Quotes

Carved into the lintel over the window fronting the library is John Bartram's statement of faith. He was in his 71st year of life and still worked with masonry tools and mortar.
I have always been outspoken. My belief in a singular and non-tripartite deity has been a major topic of disputation with other members of my Quaker fellowship in Darby, Pennsylvania. I am viewed as an heretical radical. As a result, in 1757, the meeting reached consensus that I should be released from my membership. Not wishing to have words other than my own placed in my cold dead lips, I choose to record my fundamental belief in stone. Hence, in 1770, I carved what is the closest thing to an epitaph any recidivist Quaker could place as testament to a life well-lived.

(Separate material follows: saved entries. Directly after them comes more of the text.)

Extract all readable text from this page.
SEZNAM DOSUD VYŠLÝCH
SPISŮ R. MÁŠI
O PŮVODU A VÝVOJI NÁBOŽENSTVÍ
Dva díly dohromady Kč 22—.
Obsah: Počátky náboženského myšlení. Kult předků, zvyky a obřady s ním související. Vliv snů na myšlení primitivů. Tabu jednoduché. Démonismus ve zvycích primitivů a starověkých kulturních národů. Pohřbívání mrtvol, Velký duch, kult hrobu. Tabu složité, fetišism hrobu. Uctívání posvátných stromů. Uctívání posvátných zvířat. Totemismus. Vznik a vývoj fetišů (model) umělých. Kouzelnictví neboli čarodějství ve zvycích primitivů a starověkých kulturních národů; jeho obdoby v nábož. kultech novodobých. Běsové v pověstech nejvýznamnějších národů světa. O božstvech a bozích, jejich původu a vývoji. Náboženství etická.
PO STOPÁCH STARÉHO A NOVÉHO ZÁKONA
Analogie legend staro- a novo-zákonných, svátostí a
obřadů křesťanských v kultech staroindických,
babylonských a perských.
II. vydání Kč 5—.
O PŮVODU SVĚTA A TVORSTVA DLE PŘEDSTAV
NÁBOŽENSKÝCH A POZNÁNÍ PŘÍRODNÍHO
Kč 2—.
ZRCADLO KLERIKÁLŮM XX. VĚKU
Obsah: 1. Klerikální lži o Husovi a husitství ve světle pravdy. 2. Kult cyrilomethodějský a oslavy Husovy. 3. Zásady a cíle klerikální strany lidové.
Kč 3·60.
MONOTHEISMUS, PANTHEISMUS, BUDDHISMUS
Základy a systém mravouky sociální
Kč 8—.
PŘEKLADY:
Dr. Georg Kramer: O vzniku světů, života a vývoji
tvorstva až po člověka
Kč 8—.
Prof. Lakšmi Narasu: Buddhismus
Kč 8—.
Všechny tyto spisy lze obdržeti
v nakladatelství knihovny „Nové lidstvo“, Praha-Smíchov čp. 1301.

“I am in the prime of my senility…” Benjamin Franklin
Ben was looking directly at me when he uttered this now-familiar phrase. We are in a good company when we can recognize and name each other’s faults and failings. It is a very good thing when you reach a certain age: you can have total deniability in place of total recall. It’s a much better place in which to find yourself.

A pair of contemporary botanists: Dr. Michael Dirr and Mr. Michael Sikes gathering research data in the garden of Coach Vince Dooley in Athens, Georgia
“[There is a] wonderful order and balance that is maintained between the vegetable and animal economy…” John Bartram, 1737
I am arguably the first man to put into words all of the thoughts I have on the inter-relationship between man and his world. We must consider all of our actions and how they impact this world in which we are allowed to live.